Двуликий Янус - Страница 58
— Из Наркомата государственной безопасности? — На лице Языковой появилось выражение полнейшего недоумения. — Ко мне? Нич-чего не понимаю!
— Минуту терпения, дорогая Татьяна Владимировна. Сейчас мы все объясним. У вас найдется полчаса свободного времени?
— Полчаса? — Языкова задумчиво посмотрела на часы. — Видите ли, я кое-кого жду… Друзей… Хотя… Да… Если уж очень надо…
— Очень, — сказал Скворецкий. — Очень, Татьяна Владимировна.
— Ну что ж, — вздохнула актриса, усаживаясь поудобнее в кресло. — Я вас слушаю.
— Заранее прошу извинить, но речь пойдет о некоторых интимных предметах. Надеюсь, нет нужды разъяснять, что здесь не простое любопытство. Вопрос чрезвычайно серьезен.
Языкова усмехнулась:
— Любопытно. Вот уж не думала, что моя интимная жизнь может интересовать официальное учреждение, да еще такое, как ваше…
— Простите, — досадливо поморщился майор, — вы превратно толкуете мои слова. Я не сказал — ваша интимная жизнь. Кто вправе в нее вмешиваться? Интересоваться? Речь пойдет совсем о другом. Я уточню: нам крайне важно знать, был ли у вас жених — военный летчик? Армянин по национальности?
— Аракел?! — взволнованно вскрикнула актриса. — Бога ради, почему вы спрашиваете? Меня? Что вы о нем знаете?

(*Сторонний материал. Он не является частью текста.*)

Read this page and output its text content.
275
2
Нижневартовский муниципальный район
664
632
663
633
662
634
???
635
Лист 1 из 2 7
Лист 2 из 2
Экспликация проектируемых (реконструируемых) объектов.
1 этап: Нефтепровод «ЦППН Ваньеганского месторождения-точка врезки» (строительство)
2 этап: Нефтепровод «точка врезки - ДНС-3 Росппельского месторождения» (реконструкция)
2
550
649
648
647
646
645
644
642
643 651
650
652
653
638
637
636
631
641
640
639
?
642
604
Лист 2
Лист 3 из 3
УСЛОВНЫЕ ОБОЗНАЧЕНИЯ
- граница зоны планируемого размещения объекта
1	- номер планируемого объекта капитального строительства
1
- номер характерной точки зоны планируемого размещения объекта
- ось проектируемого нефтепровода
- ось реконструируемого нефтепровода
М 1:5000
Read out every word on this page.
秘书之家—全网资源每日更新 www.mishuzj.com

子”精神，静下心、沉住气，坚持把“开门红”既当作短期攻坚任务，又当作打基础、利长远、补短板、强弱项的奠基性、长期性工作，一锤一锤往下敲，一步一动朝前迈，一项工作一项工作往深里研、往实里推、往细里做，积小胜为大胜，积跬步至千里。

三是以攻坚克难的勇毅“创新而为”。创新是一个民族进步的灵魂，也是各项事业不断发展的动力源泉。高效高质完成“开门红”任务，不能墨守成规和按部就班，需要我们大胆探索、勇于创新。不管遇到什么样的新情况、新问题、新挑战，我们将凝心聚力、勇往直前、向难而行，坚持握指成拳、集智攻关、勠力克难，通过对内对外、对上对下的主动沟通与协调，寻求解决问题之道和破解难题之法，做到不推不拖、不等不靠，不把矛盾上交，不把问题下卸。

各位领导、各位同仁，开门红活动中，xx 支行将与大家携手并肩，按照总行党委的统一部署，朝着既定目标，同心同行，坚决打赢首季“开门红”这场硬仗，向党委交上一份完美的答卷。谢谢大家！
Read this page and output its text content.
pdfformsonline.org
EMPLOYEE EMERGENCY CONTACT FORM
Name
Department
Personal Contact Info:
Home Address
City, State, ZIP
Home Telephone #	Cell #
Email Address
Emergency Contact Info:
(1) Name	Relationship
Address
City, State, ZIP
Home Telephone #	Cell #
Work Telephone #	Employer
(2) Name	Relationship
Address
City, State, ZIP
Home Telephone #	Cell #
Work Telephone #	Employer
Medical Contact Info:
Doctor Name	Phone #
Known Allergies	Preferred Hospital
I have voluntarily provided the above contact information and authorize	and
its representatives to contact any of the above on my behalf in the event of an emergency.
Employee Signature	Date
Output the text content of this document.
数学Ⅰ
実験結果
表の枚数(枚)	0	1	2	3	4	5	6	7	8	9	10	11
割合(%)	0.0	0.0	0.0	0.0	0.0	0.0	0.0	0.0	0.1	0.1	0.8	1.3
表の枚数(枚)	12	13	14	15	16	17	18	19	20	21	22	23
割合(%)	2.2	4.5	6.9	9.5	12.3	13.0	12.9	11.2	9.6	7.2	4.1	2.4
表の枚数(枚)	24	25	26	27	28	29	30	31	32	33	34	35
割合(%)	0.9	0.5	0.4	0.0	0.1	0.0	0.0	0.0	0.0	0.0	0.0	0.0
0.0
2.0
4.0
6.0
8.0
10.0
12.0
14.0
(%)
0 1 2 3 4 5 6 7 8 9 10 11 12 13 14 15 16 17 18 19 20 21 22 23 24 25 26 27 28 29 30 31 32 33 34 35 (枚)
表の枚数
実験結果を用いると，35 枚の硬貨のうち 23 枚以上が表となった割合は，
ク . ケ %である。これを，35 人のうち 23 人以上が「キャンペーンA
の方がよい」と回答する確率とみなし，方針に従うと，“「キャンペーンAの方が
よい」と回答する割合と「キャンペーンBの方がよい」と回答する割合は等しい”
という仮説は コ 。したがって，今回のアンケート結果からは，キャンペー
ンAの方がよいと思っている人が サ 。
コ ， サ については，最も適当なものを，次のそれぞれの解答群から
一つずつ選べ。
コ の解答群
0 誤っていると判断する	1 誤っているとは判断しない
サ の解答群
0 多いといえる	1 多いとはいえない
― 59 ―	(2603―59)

— Значит, был? — полуутвердительно повторил свой вопрос майор. Он был явно удовлетворен услышанным.
— Жених? Это, пожалуй, не совсем так, но какую это играет роль? Где он? Что с ним? Почему вы спрашиваете о нем меня, именно меня? Нет, вы должны мне объяснить, все объяснить!..
— Татьяна Владимировна, милая, — примирительно сказал Скворецкий, — так мы далеко не уйдем. По существу вы не ответили толком на мой вопрос и сами засыпали меня кучей вопросов. Я вам охотно все разъясню, насколько это в моих силах, но давайте придерживаться порядка. У меня такое предложение: сначала вы расскажите все, что знаете об этом человеке, начиная с имени, отчества, фамилии, возраста, а затем, если речь идет о том человеке, который нас интересует, мы постараемся, в пределах возможного, ответить на ваши вопросы. Согласны?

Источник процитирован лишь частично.